Nov. 22 (UPI) -- The U.S. Marine Corps Systems Command announced Wednesday that they have begun rolling out new upgraded Light Armored Vehicle Anti-Tank, or LAV-AT, weapon systems to its fleet Marine force.
The program office achieved its initial operational goals in September by completing field tests for four upgraded LAV-ATs with 1st Light Armored Reconnaissance Battalion, which is based out of Marine Corps base Camp Pendleton, Calif.
The new anti-tank weapon system fires tube-launched, optically tracked, wire-guided BGM-71 anti-tank missiles, or TOW missiles, that are produced by defense contracting company Raytheon and have been in service since the Vietnam War.
TOW missiles provide long-range stand-off distance for LAV crews engaging enemy up-armored vehicles such as troop transports and tanks. Light Armored Reconnaissance units frequently work with conventional infantry forces and have the ability to provide ground observation intelligence in all climates, including during periods of limited visibility.
Jim Forkin, team lead for the Program Manager's Office for LAV-AT, said the goal was to "get a new turret on the LAV-AT platform that was easy to maintain, reliable and effective."
"Compared to the legacy version, the new turret is unmanned, it fires both wire-guided and radio frequency TOW missiles, and it can acquire targets while on-the-move with an improved thermal sight," Forkin said.
Additionally, the Marine Corps says the new anti-tank system has a "Far Target Location system, new commander and gunner video sight displays, and an electric elevation and azimuth drive system, which helps rotate the weapon system onto a target."
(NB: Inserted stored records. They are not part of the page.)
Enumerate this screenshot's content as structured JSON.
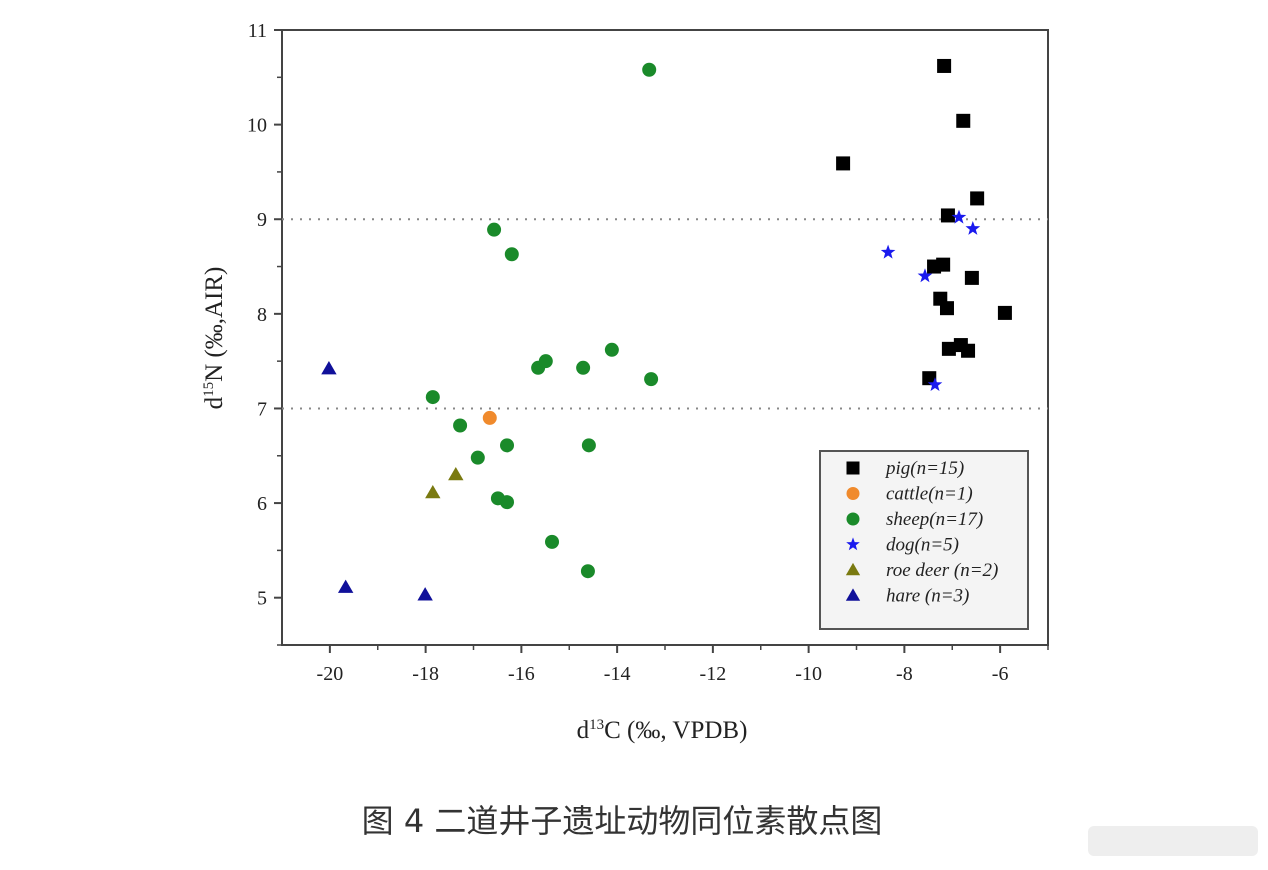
{
  "chart_data": {
    "type": "scatter",
    "title": "",
    "caption": "图 4 二道井子遗址动物同位素散点图",
    "xlabel": {
      "pre": "d",
      "sup": "13",
      "post": "C (‰,  VPDB)"
    },
    "ylabel": {
      "pre": "d",
      "sup": "15",
      "post": "N (‰,AIR)"
    },
    "xlim": [
      -21,
      -5
    ],
    "ylim": [
      4.5,
      11
    ],
    "xticks": [
      -20,
      -18,
      -16,
      -14,
      -12,
      -10,
      -8,
      -6
    ],
    "yticks": [
      5,
      6,
      7,
      8,
      9,
      10,
      11
    ],
    "reference_lines_y": [
      7,
      9
    ],
    "grid": false,
    "legend_position": "bottom-right",
    "series": [
      {
        "name": "pig(n=15)",
        "marker": "square",
        "color": "#000000",
        "x": [
          -7.17,
          -6.77,
          -9.28,
          -6.48,
          -7.09,
          -7.38,
          -7.19,
          -6.59,
          -7.25,
          -7.11,
          -5.9,
          -7.07,
          -6.82,
          -6.67,
          -7.48
        ],
        "y": [
          10.62,
          10.04,
          9.59,
          9.22,
          9.04,
          8.5,
          8.52,
          8.38,
          8.16,
          8.06,
          8.01,
          7.63,
          7.67,
          7.61,
          7.32
        ]
      },
      {
        "name": "cattle(n=1)",
        "marker": "circle",
        "color": "#f08a2c",
        "x": [
          -16.66
        ],
        "y": [
          6.9
        ]
      },
      {
        "name": "sheep(n=17)",
        "marker": "circle",
        "color": "#1a8a2a",
        "x": [
          -13.33,
          -16.57,
          -16.2,
          -17.85,
          -17.28,
          -15.65,
          -15.49,
          -14.71,
          -14.11,
          -13.29,
          -16.91,
          -16.3,
          -14.59,
          -16.49,
          -16.3,
          -15.36,
          -14.61
        ],
        "y": [
          10.58,
          8.89,
          8.63,
          7.12,
          6.82,
          7.43,
          7.5,
          7.43,
          7.62,
          7.31,
          6.48,
          6.61,
          6.61,
          6.05,
          6.01,
          5.59,
          5.28
        ]
      },
      {
        "name": "dog(n=5)",
        "marker": "star",
        "color": "#1a1aee",
        "x": [
          -8.34,
          -7.57,
          -6.86,
          -6.57,
          -7.36
        ],
        "y": [
          8.65,
          8.4,
          9.02,
          8.9,
          7.25
        ]
      },
      {
        "name": "roe deer (n=2)",
        "marker": "triangle",
        "color": "#7a7a10",
        "x": [
          -17.85,
          -17.37
        ],
        "y": [
          6.11,
          6.3
        ]
      },
      {
        "name": "hare (n=3)",
        "marker": "triangle",
        "color": "#10109a",
        "x": [
          -20.02,
          -19.67,
          -18.01
        ],
        "y": [
          7.42,
          5.11,
          5.03
        ]
      }
    ]
  }
}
"The turret is important because it protects Marines and gives them an enhanced capability that they didn't have before," said Chief Warrant Officer 4 Michael S. Lovell, Ordinance Vehicle Maintenance officer on the PM LAV team. "The new turret on the LAV-AT helps us watch over other vehicles and target enemies with increased vision."
LAV crews receiving the new weapon system receive two weeks of training by the program office. Improvements in training technology allow LAV crews to practice operating and firing the turret without wasting resources -- a feature that the previous LAV turrets were not equipped to do.
"This function is new to the LAV-ATM platform and will enhance sustainment training while in garrison or the field without wasting resources," said Forkin. "With new technological advances, the overall design and functionality has improved."
Complete fielding of the new weapon system is expected to be completed by the end of 2019, according to the Marine Corps.
"Marines who serve as anti-tank gunners will be able to do their job better," said Lovell. "We're providing a product that gives Marines an enhanced anti-tank capability improving their forward reconnaissance and combined arms fire power on the battlefield."